Thanks Truck, and Rooster, I'm with you, I use a rechargeable light bar, but it's only 180 degree, and need full 360 to be legal, let alone safe.
Even with the lights, it's pretty crowded on the riverfront, and the wakes get pretty confused, just as I got turned to face the primary, the secondary would sneak up beside me! After dark the wakes should chill a little.
Not much summer left, but a late nighter either drifting EF for wipers, or the OR for big cats, would be a great way to cap off the summer season.
BTW, I begged off the car show tomorrow, looks like rain 
Will either be at Meldahl w/Creekwalker, or possibly early am at EF try for wipers at the beach again, lot's of jumpin' last weekend, no bites.
LMJeff


----------



## WISH IT WAS YOU (Jul 25, 2006)

nice cat i have cought cats on rappaly trail dances silver still nice looken cat


----------



## WB185Ranger (May 18, 2006)

Hey "Yak-Man"   thats some good fishing!! WB


----------



## LittleMiamiJeff (Oct 1, 2005)

Thanks, check out our float on the LMR this morning, caught a few smallies and sauger, first time out w/BMcGill, great guy!
LMJeff


----------



## Ken G (Apr 9, 2004)

I had my kayak on the Ohio River Wednesday morning with lesser results than you had but then I was only using bait. I anchored for a while in front of Hooter's, at least the view was nice. It puts a new perspective on the color orange when viewed from river level. I was anchored there when I ran into nlcatfish, or more accurately, he ran into me.

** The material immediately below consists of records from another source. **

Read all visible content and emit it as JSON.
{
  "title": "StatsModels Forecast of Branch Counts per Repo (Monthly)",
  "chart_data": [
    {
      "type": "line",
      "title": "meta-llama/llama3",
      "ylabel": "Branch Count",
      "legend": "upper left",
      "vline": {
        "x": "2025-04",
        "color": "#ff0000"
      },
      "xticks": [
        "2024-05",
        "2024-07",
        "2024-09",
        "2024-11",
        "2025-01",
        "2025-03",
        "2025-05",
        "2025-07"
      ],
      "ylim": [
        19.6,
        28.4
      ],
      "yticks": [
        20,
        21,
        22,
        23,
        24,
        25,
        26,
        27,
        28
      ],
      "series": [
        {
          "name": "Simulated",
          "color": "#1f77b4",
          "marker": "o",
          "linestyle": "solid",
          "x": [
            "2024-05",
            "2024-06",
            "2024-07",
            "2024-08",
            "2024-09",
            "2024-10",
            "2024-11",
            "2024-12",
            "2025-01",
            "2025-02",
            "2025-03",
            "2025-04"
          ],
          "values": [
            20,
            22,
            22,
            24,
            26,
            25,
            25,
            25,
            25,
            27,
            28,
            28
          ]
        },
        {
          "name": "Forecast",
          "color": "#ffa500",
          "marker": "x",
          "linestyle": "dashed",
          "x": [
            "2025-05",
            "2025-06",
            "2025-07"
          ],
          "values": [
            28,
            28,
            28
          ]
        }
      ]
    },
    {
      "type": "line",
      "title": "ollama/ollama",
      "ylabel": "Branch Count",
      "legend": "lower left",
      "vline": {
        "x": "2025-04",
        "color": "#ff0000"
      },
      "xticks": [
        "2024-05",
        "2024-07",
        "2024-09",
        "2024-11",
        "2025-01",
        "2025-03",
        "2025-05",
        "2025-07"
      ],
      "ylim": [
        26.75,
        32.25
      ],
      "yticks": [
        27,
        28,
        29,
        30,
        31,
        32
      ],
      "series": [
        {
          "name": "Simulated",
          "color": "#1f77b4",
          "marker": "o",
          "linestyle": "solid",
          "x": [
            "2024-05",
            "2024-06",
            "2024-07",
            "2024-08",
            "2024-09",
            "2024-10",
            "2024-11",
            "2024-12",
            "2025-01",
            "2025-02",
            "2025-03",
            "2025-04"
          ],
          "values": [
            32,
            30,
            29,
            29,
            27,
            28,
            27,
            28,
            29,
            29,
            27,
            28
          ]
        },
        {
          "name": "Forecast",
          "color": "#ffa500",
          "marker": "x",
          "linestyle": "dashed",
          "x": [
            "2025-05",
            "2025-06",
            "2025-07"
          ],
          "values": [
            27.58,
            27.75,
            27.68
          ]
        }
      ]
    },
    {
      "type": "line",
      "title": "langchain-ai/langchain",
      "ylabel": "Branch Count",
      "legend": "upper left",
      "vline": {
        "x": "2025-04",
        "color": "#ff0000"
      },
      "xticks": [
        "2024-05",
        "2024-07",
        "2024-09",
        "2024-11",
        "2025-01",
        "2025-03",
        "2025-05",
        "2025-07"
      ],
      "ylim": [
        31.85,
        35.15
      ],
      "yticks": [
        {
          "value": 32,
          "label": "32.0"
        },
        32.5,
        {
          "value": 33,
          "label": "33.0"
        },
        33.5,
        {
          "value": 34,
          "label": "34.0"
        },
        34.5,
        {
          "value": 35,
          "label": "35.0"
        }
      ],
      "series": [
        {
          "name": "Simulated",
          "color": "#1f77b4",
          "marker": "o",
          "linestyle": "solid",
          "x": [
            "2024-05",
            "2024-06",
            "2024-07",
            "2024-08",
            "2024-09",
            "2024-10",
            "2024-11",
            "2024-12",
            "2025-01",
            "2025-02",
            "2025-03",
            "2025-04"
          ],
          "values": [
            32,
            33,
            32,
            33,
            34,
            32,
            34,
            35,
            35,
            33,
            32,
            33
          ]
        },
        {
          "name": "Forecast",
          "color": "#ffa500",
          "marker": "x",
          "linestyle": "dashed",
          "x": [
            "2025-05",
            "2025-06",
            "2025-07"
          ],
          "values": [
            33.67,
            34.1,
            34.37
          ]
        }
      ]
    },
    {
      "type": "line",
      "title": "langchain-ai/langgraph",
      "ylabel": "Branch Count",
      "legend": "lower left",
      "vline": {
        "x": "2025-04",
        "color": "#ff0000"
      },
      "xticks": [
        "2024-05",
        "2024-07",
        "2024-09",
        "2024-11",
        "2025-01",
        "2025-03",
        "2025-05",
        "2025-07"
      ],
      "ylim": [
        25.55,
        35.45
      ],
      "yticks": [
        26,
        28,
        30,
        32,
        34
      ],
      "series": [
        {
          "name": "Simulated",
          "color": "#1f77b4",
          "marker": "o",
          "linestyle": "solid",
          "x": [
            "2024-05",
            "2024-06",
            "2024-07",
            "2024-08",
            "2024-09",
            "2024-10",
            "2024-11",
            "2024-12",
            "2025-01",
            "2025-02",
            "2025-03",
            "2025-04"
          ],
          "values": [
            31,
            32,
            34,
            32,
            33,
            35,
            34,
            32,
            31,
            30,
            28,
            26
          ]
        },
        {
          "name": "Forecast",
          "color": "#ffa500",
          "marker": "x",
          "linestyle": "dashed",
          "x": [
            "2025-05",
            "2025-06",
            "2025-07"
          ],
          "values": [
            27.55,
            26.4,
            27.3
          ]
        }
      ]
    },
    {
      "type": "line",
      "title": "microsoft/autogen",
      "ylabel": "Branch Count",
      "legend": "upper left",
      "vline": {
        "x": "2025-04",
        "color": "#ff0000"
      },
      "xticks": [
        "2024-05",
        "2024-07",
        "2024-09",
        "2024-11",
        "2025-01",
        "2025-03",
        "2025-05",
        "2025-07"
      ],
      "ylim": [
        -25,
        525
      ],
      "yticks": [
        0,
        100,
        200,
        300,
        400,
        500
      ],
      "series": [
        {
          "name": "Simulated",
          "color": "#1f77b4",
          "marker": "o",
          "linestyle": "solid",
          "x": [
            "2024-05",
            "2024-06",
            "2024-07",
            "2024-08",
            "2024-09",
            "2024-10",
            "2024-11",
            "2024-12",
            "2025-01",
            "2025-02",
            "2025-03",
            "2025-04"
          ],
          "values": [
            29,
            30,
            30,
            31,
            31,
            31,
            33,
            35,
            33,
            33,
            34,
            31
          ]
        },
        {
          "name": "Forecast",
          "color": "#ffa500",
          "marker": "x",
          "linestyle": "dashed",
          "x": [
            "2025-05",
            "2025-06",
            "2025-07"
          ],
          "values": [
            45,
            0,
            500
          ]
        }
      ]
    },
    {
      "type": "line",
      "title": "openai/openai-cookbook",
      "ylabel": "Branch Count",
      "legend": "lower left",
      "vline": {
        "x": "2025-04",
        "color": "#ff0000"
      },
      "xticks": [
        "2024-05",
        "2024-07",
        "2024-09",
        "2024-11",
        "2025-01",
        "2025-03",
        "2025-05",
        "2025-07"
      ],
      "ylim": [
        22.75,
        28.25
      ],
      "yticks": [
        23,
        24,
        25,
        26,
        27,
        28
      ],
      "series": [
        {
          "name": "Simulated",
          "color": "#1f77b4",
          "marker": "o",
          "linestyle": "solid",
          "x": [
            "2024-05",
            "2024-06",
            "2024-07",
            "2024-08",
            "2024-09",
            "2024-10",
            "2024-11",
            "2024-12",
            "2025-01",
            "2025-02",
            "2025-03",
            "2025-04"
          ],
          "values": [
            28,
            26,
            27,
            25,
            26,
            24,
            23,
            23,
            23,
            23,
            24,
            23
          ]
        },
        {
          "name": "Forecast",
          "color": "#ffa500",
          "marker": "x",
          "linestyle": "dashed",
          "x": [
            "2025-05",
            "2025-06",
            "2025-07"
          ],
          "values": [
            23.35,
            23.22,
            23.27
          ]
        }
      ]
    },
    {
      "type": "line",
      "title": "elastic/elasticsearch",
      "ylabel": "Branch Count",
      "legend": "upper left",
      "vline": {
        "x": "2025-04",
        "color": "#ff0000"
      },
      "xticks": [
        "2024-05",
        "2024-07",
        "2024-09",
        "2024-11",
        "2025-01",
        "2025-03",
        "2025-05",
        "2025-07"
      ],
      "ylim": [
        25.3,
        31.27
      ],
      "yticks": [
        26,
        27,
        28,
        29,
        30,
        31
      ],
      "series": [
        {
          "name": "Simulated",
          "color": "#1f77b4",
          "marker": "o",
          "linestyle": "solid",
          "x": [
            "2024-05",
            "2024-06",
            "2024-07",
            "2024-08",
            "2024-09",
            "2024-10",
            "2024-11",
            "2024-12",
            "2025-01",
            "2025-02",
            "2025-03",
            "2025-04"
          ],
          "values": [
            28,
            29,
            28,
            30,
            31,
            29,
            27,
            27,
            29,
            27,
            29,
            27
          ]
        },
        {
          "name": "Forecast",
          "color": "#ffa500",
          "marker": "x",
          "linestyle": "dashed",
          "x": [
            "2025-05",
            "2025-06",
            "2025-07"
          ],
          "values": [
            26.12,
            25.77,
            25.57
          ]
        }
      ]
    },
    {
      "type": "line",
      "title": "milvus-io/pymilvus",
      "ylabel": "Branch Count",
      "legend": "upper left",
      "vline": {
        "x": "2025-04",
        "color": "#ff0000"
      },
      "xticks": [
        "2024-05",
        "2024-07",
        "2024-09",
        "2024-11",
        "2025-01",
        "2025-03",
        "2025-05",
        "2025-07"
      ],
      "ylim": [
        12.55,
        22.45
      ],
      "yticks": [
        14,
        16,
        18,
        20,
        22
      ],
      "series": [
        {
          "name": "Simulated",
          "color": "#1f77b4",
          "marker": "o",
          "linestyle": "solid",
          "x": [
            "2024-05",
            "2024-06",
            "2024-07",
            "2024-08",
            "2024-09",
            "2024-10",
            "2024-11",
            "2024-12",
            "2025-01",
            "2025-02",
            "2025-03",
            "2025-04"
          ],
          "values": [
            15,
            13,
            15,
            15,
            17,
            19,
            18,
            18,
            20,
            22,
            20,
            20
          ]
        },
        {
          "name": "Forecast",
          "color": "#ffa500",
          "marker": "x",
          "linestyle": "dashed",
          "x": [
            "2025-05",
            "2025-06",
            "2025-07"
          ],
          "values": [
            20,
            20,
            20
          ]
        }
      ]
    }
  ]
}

I'm off Tuesday and Wednesday and may go down again if anyone wants to tag along.


----------



## LittleMiamiJeff (Oct 1, 2005)

And you thought orange was for Bengals! 
I was surprised by the crank bait action, the channels really go after them!
It would be great to be out Tue or Wed., hope you have success!
LMJeff


----------



## catfisherbrad (Mar 9, 2006)

nice, where do you fish at , right by the bridge?


----------



## LittleMiamiJeff (Oct 1, 2005)

Brad, if you look at first photo, I'm at the icebreakers under the Purple People bridge, the climbers were cheering me on as I landing these bruins! 
(they weren't THAT big!)
LMJeff


----------